In most cases, individuals with hypertension and atherosclerosis will remain asymptomatic, meaning they experience no symptoms at all, for quite some time. Once the arterial constriction severely compromises circulation and triggers consistently high blood pressure, the symptoms that may manifest are deceptively common in their presentation. Generally, individuals with hypertension often experience light-headedness and persistent headaches. Unfortunately, with hypertension and atherosclerosis, consistent symptom presentation indicates that the disease has progressed and may easily become life-threatening.

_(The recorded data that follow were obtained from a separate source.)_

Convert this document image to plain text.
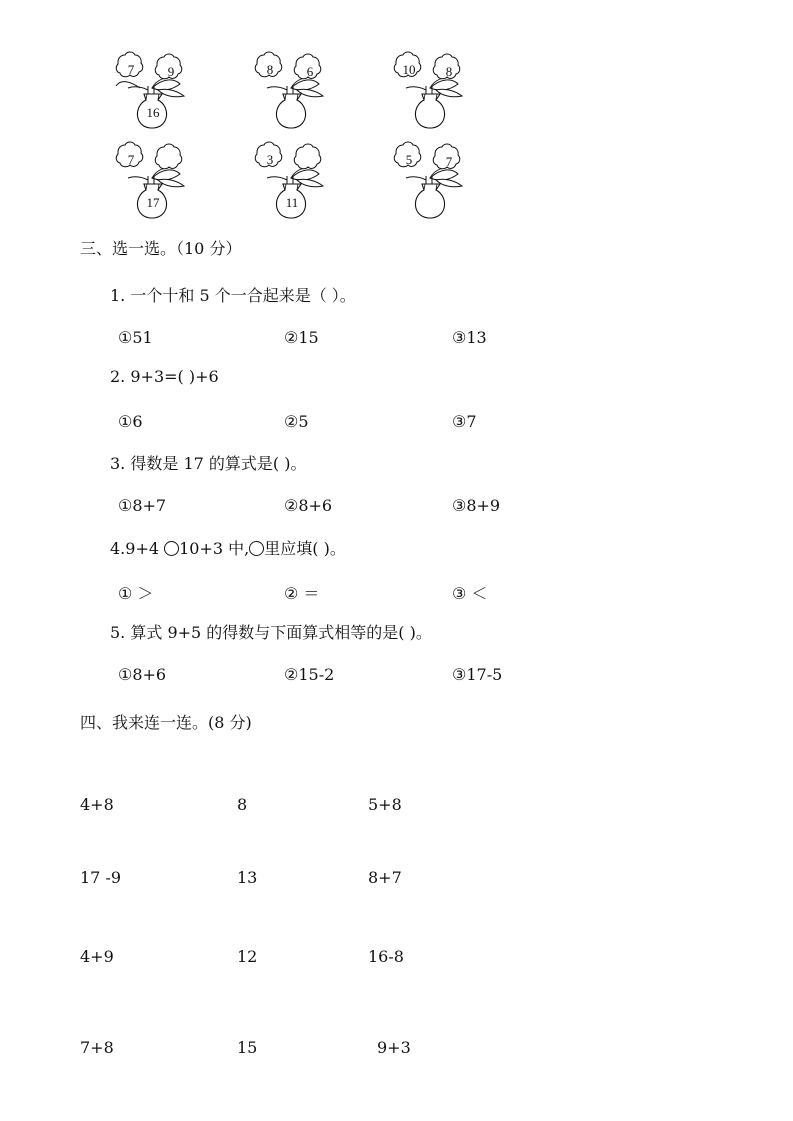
7	9
16
8	6	10 8
7
17
3
11
5	7
三、选一选。（10 分）
1. 一个十和 5 个一合起来是（ ）。
①51	②15	③13
2. 9+3=( )+6
①6	②5	③7
3. 得数是 17 的算式是( )。
①8+7	②8+6	③8+9
4.9+4 10+3 中, 里应填( )。
① ＞	② ＝	③ ＜
5. 算式 9+5 的得数与下面算式相等的是( )。
①8+6	②15-2	③17-5
四、我来连一连。(8 分)
4+8	8	5+8
17 -9	13	8+7
4+9	12	16-8
7+8	15	9+3
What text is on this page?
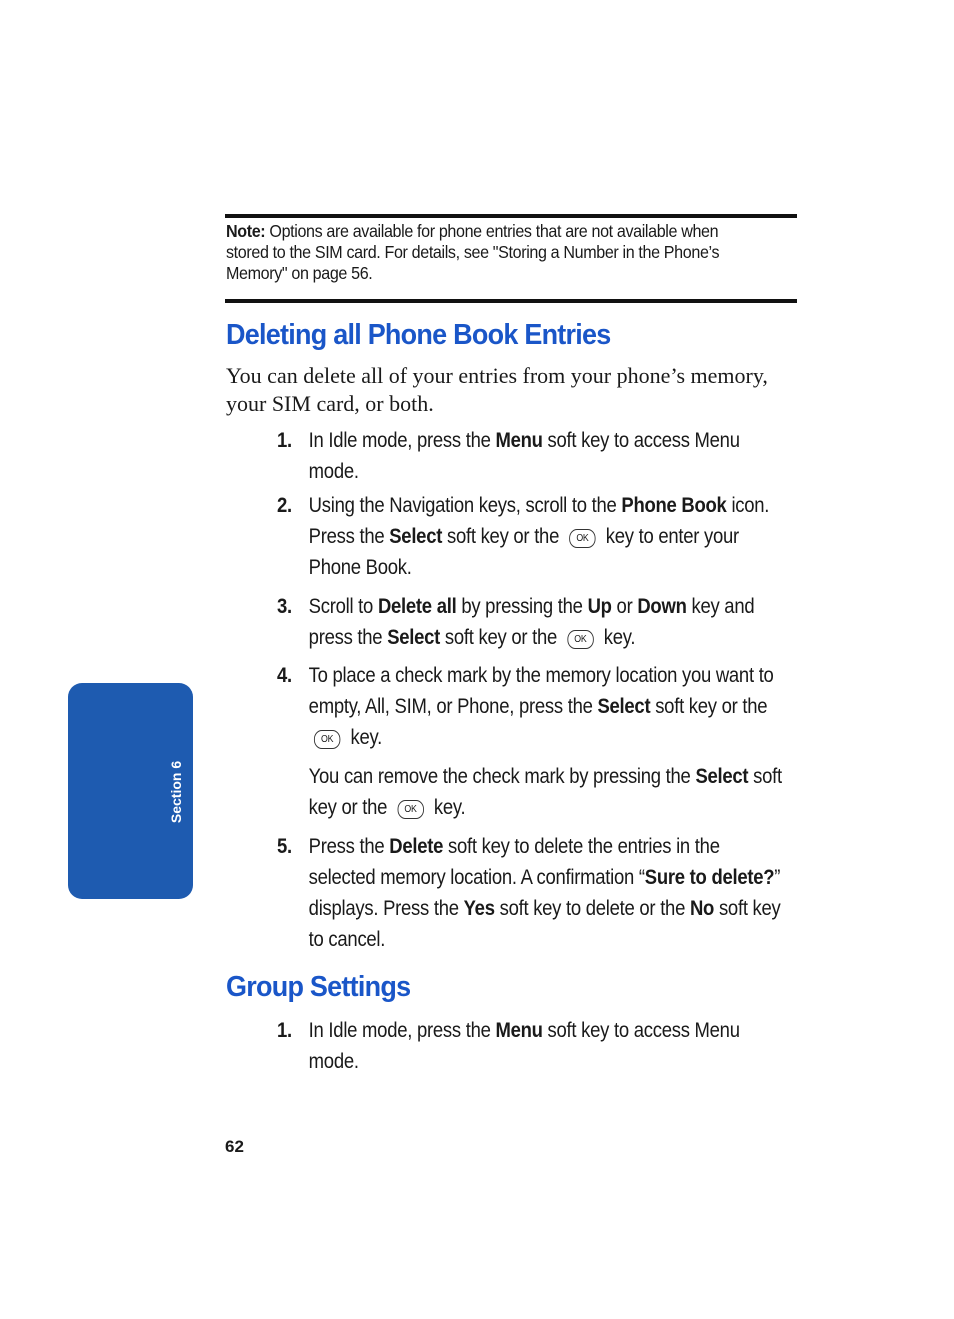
Note: Options are available for phone entries that are not available when stored to the SIM card. For details, see "Storing a Number in the Phone’s Memory" on page 56.
Deleting all Phone Book Entries
You can delete all of your entries from your phone’s memory, your SIM card, or both.
1. In Idle mode, press the Menu soft key to access Menu mode.
2. Using the Navigation keys, scroll to the Phone Book icon. Press the Select soft key or the OK key to enter your Phone Book.
3. Scroll to Delete all by pressing the Up or Down key and press the Select soft key or the OK key.
4. To place a check mark by the memory location you want to empty, All, SIM, or Phone, press the Select soft key or the OK key.
You can remove the check mark by pressing the Select soft key or the OK key.
5. Press the Delete soft key to delete the entries in the selected memory location. A confirmation “Sure to delete?” displays. Press the Yes soft key to delete or the No soft key to cancel.
Group Settings
1. In Idle mode, press the Menu soft key to access Menu mode.
Section 6
62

Those who are diagnosed with hypertension and atherosclerosis are generally instructed to implement immediate dietary and lifestyle changes. To lower one’s blood pressure, weight loss, regular exercise, and healthy eating are usually at the top of the list of initial changes that should be made. Individuals who smoke are often encouraged to quit, and supplemental medications and social support may be made available to ease the cessation. Prescription medications, such as diuretics, angiotensin-converting enzyme (ACE) inhibitors, and beta blockers, are generally given to reduce sodium and water accumulation, easing arterial constriction and lessening the stress placed on the heart muscle to help lower one’s blood pressure. In order to treat the atherosclerosis, additional medication may be administered to reduce arterial plaque buildup, lessen the risk for blood clot formation, and lower one’s cholesterol.